Eco-friendly industries and renewable energies are replacing steel mills.

EBENSBURG, Pa., April 13, 2008— -- Troy Galloway, who worked in the steel mills of western Pennsylvania for 15 years, never thought he'd be a "green collar" worker.

"I started there as a young man, and I thought I would retired from there," Galloway said.

But in 1980s, the U.S. steel industry collapsed when steel from overseas became cheaper. In just 10 years, half the country's steel workers lost their jobs and in 2000, Galloway lost his.

He said he was stunned.

"I didn't see it coming," he said.

Three years his later, his wife Tina lost her manufacturing job when her company outscourced to Mexico. With four children to raise, Tina said she was scared.

"There just wasn't enough money coming in to take care of everything," she said.

Galloway spent years struggling to find a steady job. He opened a construction company and tried selling real estate, but the housing market in western Pennsylvania had been "devastated."

Then he found a lifeline. Gamesa, a Spanish wind turbine company, opened two plants in Pennsylvania, bringing more than 1,200 jobs to the state.

Today, Galloway crafts the blades for wind turbines. It's called a "green-collar job," which is really just a blue-collar job that is good for the environment.

"We'd all heard of alternative energies and stuff, but as far as thinking they'd be jobs that would sustain families in our areas ... I wouldn't have thought that it would be," Galloway said.

Jobs that are good for the environment and good for workers have created some unusual partnerships. The United Steelworkers union is now partnering with the Sierra Club to push for eco-friendly economic policies.

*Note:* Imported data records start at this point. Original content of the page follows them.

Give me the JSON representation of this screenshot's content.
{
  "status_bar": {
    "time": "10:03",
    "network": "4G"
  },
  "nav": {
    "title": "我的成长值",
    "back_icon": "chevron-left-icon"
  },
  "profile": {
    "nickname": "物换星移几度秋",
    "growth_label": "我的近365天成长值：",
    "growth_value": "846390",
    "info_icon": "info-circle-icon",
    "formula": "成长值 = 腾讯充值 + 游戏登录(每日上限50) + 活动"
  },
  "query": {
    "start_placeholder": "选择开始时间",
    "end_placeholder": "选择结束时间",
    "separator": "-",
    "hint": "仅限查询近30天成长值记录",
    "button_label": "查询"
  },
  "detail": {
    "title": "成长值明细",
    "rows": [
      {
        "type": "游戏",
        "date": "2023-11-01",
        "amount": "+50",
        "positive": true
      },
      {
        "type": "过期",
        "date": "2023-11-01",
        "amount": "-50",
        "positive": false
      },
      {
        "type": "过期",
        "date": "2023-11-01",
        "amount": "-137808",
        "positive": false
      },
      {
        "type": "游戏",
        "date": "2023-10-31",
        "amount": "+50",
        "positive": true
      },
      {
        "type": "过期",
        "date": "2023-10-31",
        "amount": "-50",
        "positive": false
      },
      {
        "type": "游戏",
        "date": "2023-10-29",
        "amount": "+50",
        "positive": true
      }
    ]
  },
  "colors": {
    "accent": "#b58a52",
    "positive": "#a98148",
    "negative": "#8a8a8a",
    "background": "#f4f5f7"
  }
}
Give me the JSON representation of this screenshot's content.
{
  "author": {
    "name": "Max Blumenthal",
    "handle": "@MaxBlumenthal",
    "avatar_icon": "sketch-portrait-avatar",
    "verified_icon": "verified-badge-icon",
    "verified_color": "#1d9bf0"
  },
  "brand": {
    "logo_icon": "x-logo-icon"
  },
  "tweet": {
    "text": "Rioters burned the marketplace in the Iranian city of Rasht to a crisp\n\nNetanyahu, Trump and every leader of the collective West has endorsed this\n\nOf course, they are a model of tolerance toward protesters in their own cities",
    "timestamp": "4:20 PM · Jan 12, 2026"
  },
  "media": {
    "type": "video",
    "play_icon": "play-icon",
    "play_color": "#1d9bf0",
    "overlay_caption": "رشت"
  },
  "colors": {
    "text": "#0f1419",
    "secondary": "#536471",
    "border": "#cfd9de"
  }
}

Union leaders are betting that green-collar jobs could replace some of the good-paying manufacturing jobs that have vanished from the United States in recent decades.

Green collar jobs offer competitive wages, benefits and -- most importantly -- staying power. The wind turbines created at Gamesa are gigantic -- 400 feet high -- so it would be costly to build them overseas and ship them to the United States.

"It makes sense to have the facilities that are building this equipment close to the wind farm, so since we have big potential to be opening more wind farms, the likelihood of losing these jobs because of outsourcing to somewhere else is very low," Gamesa chief operating officer Emmanuel Garcia de la Penasaid.

Pennsylvania has attracted companies like Gamesa by creating a guaranteed market for renewable energy. State lawmakers passed an alternative energy portfolio standard in 2004 that calls for 18 percent of the state's energy to come from clean and renewable sources by 2021.

"So that opened up interest all over the world really for wind and solar and geo-thermal," said Dennis Yablonsky, Pennsylvania's secretary of commerce and economic pevelopment.

He predicts more green-collar jobs will come to the state.

"It's going to continue to grow," he said. "It will re-employ steel workers and other blue-collar jobs into this new green area and I think the momentum is going to build on it."

The presidential candidates all tout green-collar jobs as part of their plan to combat climate change and bolster the sagging economy.

Senators Barack Obama and Hillary Clinton both say they'll invest about $150 billion over the next decade to promote the green energy sector. They claim they can add about 5 million green-collar jobs to the economy.

But some economists say that may be too optimistic.

"If you're looking over the long term, many millions of jobs have been lost in manufacturing," said Harry Holzer of the Georgetown Public Policy Institute. "I'm skeptical that green technology is going to create that many jobs to replace that magnitude of jobs.

"No single strategy can ever solve all our labor market problems or all of our poverty problems. One can see some public spending on green jobs," he said, but added, "We have to view it as one piece of a much larger puzzle."